A welcome review and change to the way sex education is taught in schools has been updated as of a ruling by Government, reached on 1 March 2017 in the UK. The revised programme will now incorporate modules on how modern relationships work. With the onslaught of online technology and the unprecedented impact that it’s had on everybody’s life, including children and young adults, it’s a long overdue revision that is being introduced in every school as compulsory.
Years of campaigning, both for and against, ended on the 1st March 2017 when the Secretary of State, Justine Greening, revealed the amendment to the Children and Social Work Bill. The last time the curriculum was revised was in 2000. In 2017 more of an emphasis will be placed on relationship education as well as the perils of looking at online porn and sexting.
Amongst many considerations Love Young People echo the concerns of what may be included and omitted from the programme. When it comes to the newly entitled Relationships and Sex Education curriculum, the ultimate task is to help young people feel more in control of their actions. To be more engaged with their emotions, more invested in their community, more aware of their value, and to be mindful of others and the impact misuse of sex and relations can have on themselves too.
Whilst this revision is welcomed in some quarters, there are some concerns from teachers, parents and faith groups that the resources won’t be sufficient enough to support a successful rollout.
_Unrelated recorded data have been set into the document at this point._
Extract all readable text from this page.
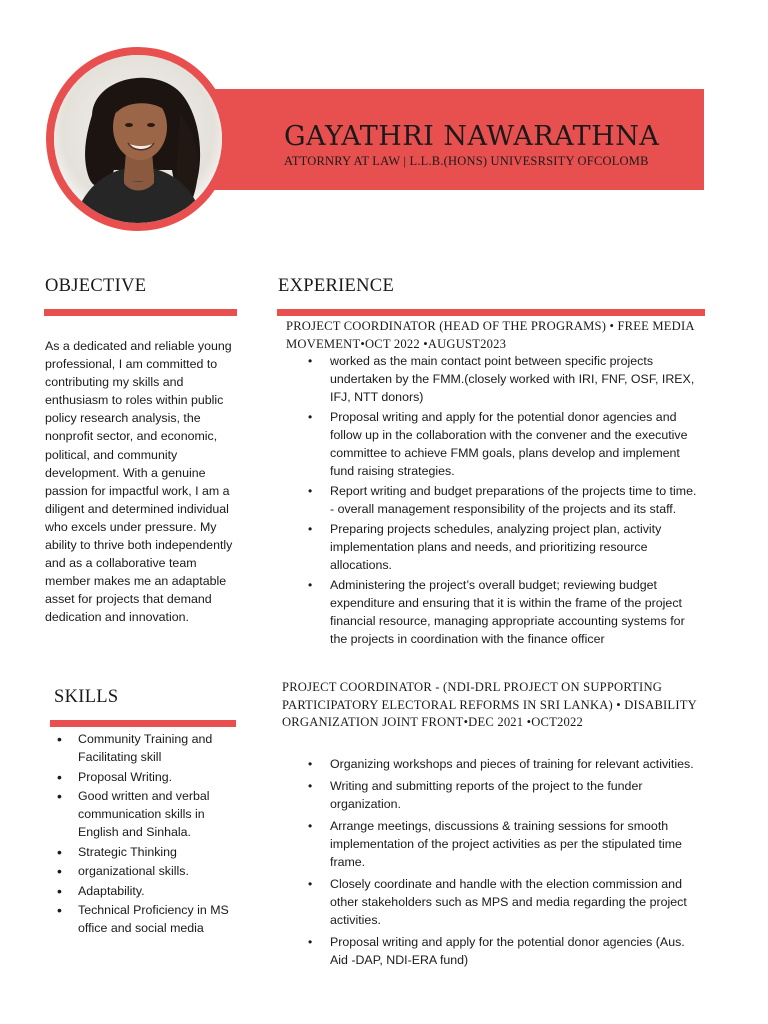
GAYATHRI NAWARATHNA
ATTORNRY AT LAW | L.L.B.(HONS) UNIVESRSITY OFCOLOMB
OBJECTIVE

As a dedicated and reliable young professional, I am committed to contributing my skills and enthusiasm to roles within public policy research analysis, the nonprofit sector, and economic, political, and community development. With a genuine passion for impactful work, I am a diligent and determined individual who excels under pressure. My ability to thrive both independently and as a collaborative team member makes me an adaptable asset for projects that demand dedication and innovation.

SKILLS
• Community Training and Facilitating skill
• Proposal Writing.
• Good written and verbal communication skills in English and Sinhala.
• Strategic Thinking
• organizational skills.
• Adaptability.
• Technical Proficiency in MS office and social media
EXPERIENCE
PROJECT COORDINATOR (HEAD OF THE PROGRAMS) • FREE MEDIA MOVEMENT•OCT 2022 •AUGUST2023
• worked as the main contact point between specific projects undertaken by the FMM.(closely worked with IRI, FNF, OSF, IREX, IFJ, NTT donors)
• Proposal writing and apply for the potential donor agencies and follow up in the collaboration with the convener and the executive committee to achieve FMM goals, plans develop and implement fund raising strategies.
• Report writing and budget preparations of the projects time to time. - overall management responsibility of the projects and its staff.
• Preparing projects schedules, analyzing project plan, activity implementation plans and needs, and prioritizing resource allocations.
• Administering the project’s overall budget; reviewing budget expenditure and ensuring that it is within the frame of the project financial resource, managing appropriate accounting systems for the projects in coordination with the finance officer
PROJECT COORDINATOR - (NDI-DRL PROJECT ON SUPPORTING PARTICIPATORY ELECTORAL REFORMS IN SRI LANKA) • DISABILITY ORGANIZATION JOINT FRONT•DEC 2021 •OCT2022
• Organizing workshops and pieces of training for relevant activities.
• Writing and submitting reports of the project to the funder organization.
• Arrange meetings, discussions & training sessions for smooth implementation of the project activities as per the stipulated time frame.
• Closely coordinate and handle with the election commission and other stakeholders such as MPS and media regarding the project activities.
• Proposal writing and apply for the potential donor agencies (Aus. Aid -DAP, NDI-ERA fund)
LYP says: At last the government has seen sense in paving the way for mandatory sex eduction and relationships teaching. We now have a few more hurdles to jump when it comes to what is taught to students. The sooner they get going with this, the better. LYP will definitely be interested to see what happens next and hopefully this will start to rebuild the long-term damage that online pornography has created with children and young adults with their relationships and sexuality.